TERRITÓRIO IANOMAMI
Acreditando que ninguém possa partir e nem
regressar sem levar ou trazer penas nas asas da siricora, respondi a muitos
anos, quando um amigo, no leito de morte, me perguntou olhando nos olhos se eu
acreditava na existência Deus, que sim. Achei melhor dizer que sim, porque se
eu dissesse que tanto faz, não iria ajudar em nada, naquela hora, em que ele
teria que enfrentar a onça inevitavelmente, com ou sem Deus, levando junto as
penas da siricora, que nunca seriam esquecidas na beira do caminho que por
acaso houvesse e não faria diferença então existir, ou não, recompensa alguma
para quem deixasse o coração para trás ao partir, assim como ele teria infelizmente que fazer logo.

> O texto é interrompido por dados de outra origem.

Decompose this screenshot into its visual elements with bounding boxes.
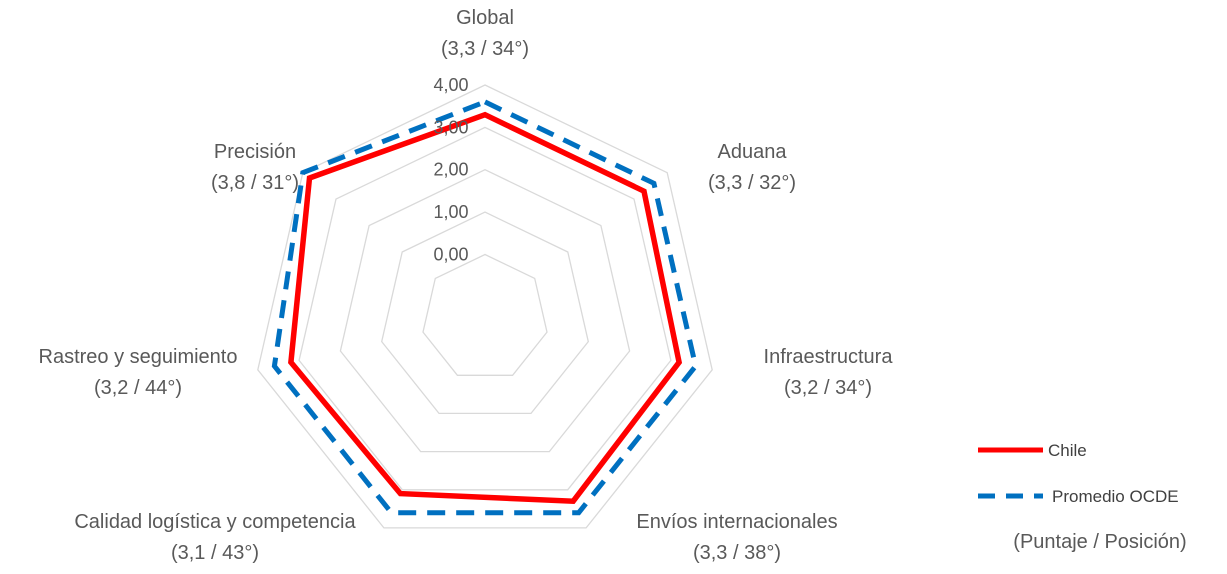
radar-series [271,99,699,516]
radar-tick-labels: 0,00 1,00 2,00 3,00 4,00 [433,75,468,264]
axis-label-envios-internacionales: Envíos internacionales [636,511,837,533]
legend-label-chile: Chile [1048,441,1087,460]
axis-value-aduana: (3,3 / 32°) [708,172,796,194]
series-promedio-ocde [271,99,699,516]
tick-label-0: 0,00 [433,244,468,264]
axis-label-global: Global [456,7,514,29]
axis-value-global: (3,3 / 34°) [441,38,529,60]
axis-label-precision: Precisión [214,141,296,163]
grid-ring-1 [380,211,590,415]
axis-value-precision: (3,8 / 31°) [211,172,299,194]
axis-label-aduana: Aduana [718,141,788,163]
axis-label-calidad-logistica-y-competencia: Calidad logística y competencia [74,511,356,533]
axis-value-infraestructura: (3,2 / 34°) [784,377,872,399]
grid-ring-2 [339,168,631,453]
axis-label-rastreo-y-seguimiento: Rastreo y seguimiento [39,346,238,368]
series-chile [288,111,683,505]
legend: Chile Promedio OCDE [978,441,1179,506]
axis-value-calidad-logistica-y-competencia: (3,1 / 43°) [171,542,259,564]
grid-ring-3 [298,126,672,491]
tick-label-3: 3,00 [433,117,468,137]
axis-label-infraestructura: Infraestructura [764,346,894,368]
chart-note: (Puntaje / Posición) [1013,531,1186,553]
radar-axis-labels: Global (3,3 / 34°) Aduana (3,3 / 32°) Infrae… [39,7,894,564]
tick-label-4: 4,00 [433,75,468,95]
tick-label-2: 2,00 [433,160,468,180]
radar-grid [257,84,713,529]
axis-value-rastreo-y-seguimiento: (3,2 / 44°) [94,377,182,399]
grid-ring-0 [422,253,548,376]
axis-value-envios-internacionales: (3,3 / 38°) [693,542,781,564]
tick-label-1: 1,00 [433,202,468,222]
legend-label-promedio-ocde: Promedio OCDE [1052,487,1179,506]
grid-ring-4 [257,84,713,529]
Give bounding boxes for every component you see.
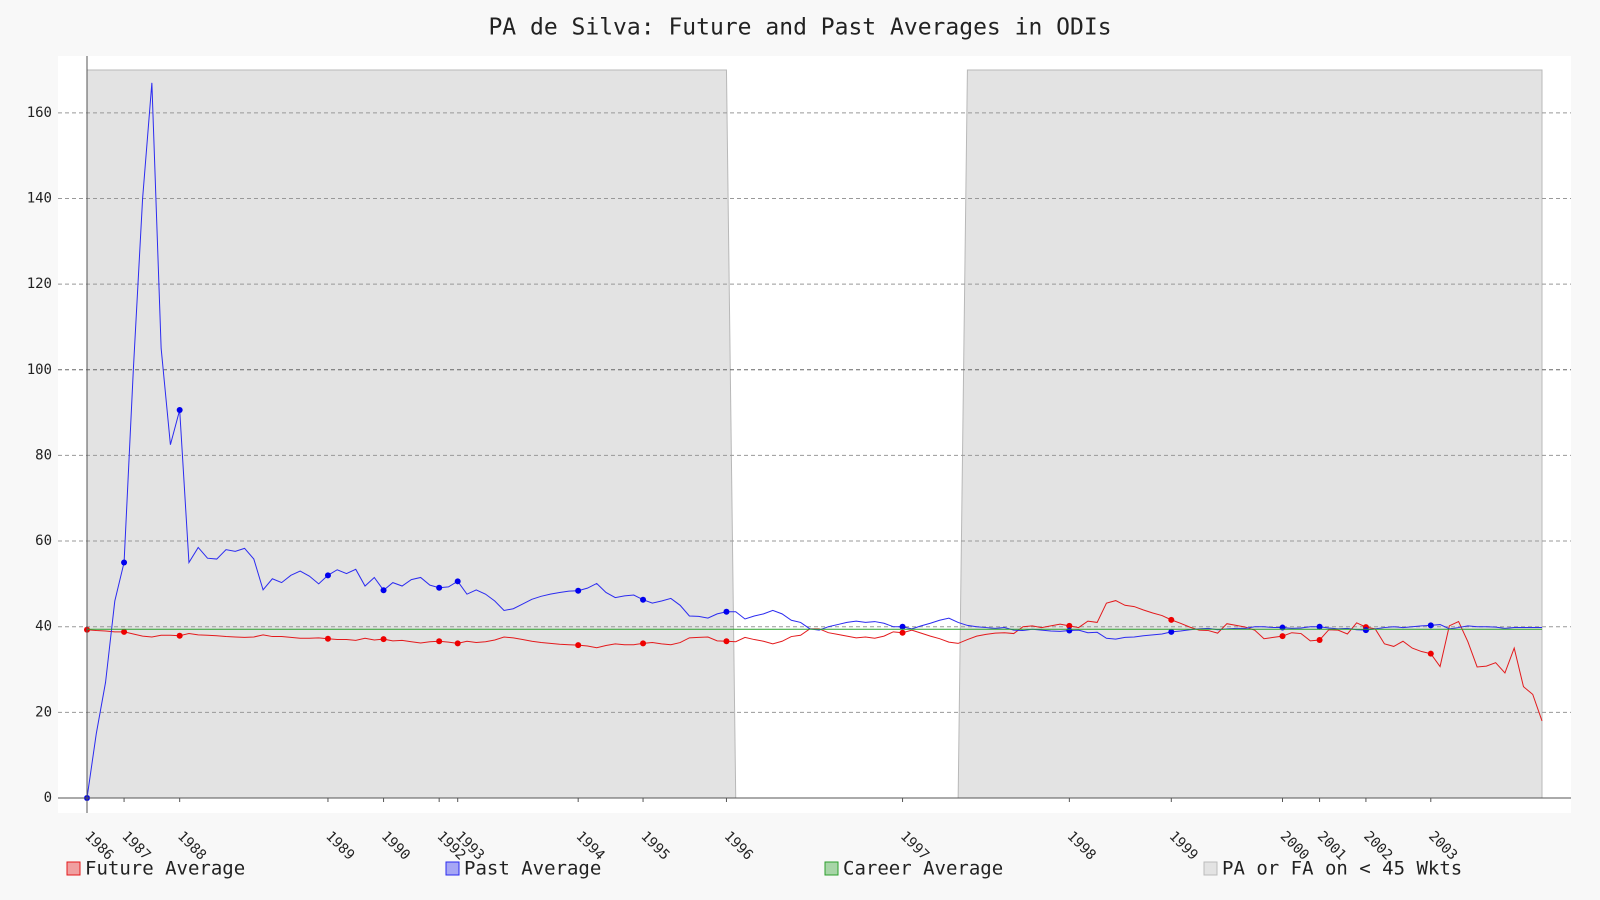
x-tick-label: 1989 <box>322 828 357 863</box>
point <box>454 578 461 585</box>
legend-label: Career Average <box>843 858 1003 880</box>
point <box>436 584 443 591</box>
point <box>1362 627 1369 634</box>
y-tick-label: 40 <box>35 619 52 635</box>
point <box>640 640 647 647</box>
point <box>1316 636 1323 643</box>
point <box>723 608 730 615</box>
point <box>176 407 183 414</box>
y-tick-label: 0 <box>44 790 52 806</box>
y-tick-label: 20 <box>35 704 52 720</box>
point <box>1066 622 1073 629</box>
legend-swatch <box>66 861 81 876</box>
x-tick-label: 1999 <box>1166 828 1201 863</box>
point <box>324 635 331 642</box>
point <box>380 587 387 594</box>
point <box>1066 627 1073 634</box>
point <box>1168 616 1175 623</box>
x-tick-label: 1998 <box>1064 828 1099 863</box>
point <box>723 638 730 645</box>
point <box>176 632 183 639</box>
y-tick-label: 160 <box>27 105 52 121</box>
point <box>380 636 387 643</box>
point <box>899 623 906 630</box>
point <box>121 559 128 566</box>
point <box>1427 622 1434 629</box>
x-tick-label: 1996 <box>721 828 756 863</box>
point <box>1427 650 1434 657</box>
point <box>640 596 647 603</box>
legend-label: Future Average <box>85 858 245 880</box>
y-tick-label: 80 <box>35 447 52 463</box>
legend-swatch <box>445 861 460 876</box>
x-tick-label: 1990 <box>378 828 413 863</box>
legend-swatch <box>1203 861 1218 876</box>
chart-title: PA de Silva: Future and Past Averages in… <box>488 15 1111 41</box>
point <box>575 587 582 594</box>
point <box>575 642 582 649</box>
point <box>899 629 906 636</box>
y-tick-label: 140 <box>27 190 52 206</box>
point <box>1168 628 1175 635</box>
point <box>324 572 331 579</box>
point <box>1279 633 1286 640</box>
legend-swatch <box>824 861 839 876</box>
point <box>454 640 461 647</box>
point <box>436 638 443 645</box>
legend-label: Past Average <box>464 858 601 880</box>
point <box>1316 623 1323 630</box>
y-tick-label: 100 <box>27 362 52 378</box>
y-tick-label: 60 <box>35 533 52 549</box>
x-tick-label: 1995 <box>637 828 672 863</box>
legend-label: PA or FA on < 45 Wkts <box>1222 858 1462 880</box>
y-tick-label: 120 <box>27 276 52 292</box>
point <box>121 628 128 635</box>
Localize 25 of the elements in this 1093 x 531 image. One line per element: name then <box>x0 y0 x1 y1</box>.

Assim, como o vento breve desliza
nas asas ligeiras da siricora, se faz quando urgem às horas, quando os sonhos e
as esperanças já não dispunham de tempo, é que se vê com clareza explícita a
plenitude, na magnífica simplicidade do lago, e de olhos arregalados ficamos saltando dentro da água, como fez o sapo que a bruxa falou outro dia, querendo ver
também onde estava o tal lago, cuja beleza incomparável ouviu dois pescadores
comentando, inconscientemente convictos de que não há nada do lado de fora de
nossas próprias recordações, de nosso próprio, único e finito lago.
Na cantina, pedi papel e lápis para
escrever os confusos números dos telefones de conhecidos da cidade, que naquelas
condições mal recordava e me deitei novamente na rede, preocupado com a demora
do Chaguinha, o piloto da voadeira que ainda não voltara dos garimpos da mata,
onde fora fazer algumas cobranças, antes de voltar para a cidade.
Quando escureceu e começaram a
chegar os primeiros fregueses, o cantineiro ligou o rádio á todo volume. Logo a
cantina estava novamente lotada e alguns garimpeiros jogavam baralho, á peso de
ouro, em meio a gritaria de homens e mulheres que tentavam se fazer ouvir,
enquanto bebiam escutando a música num volume exagerado. Mantendo os olhos
fechados, fingia não escutar os comentários que fazia cada garimpeiro que
entrava, vindo diretamente me olhar na rede antes de começar a beber.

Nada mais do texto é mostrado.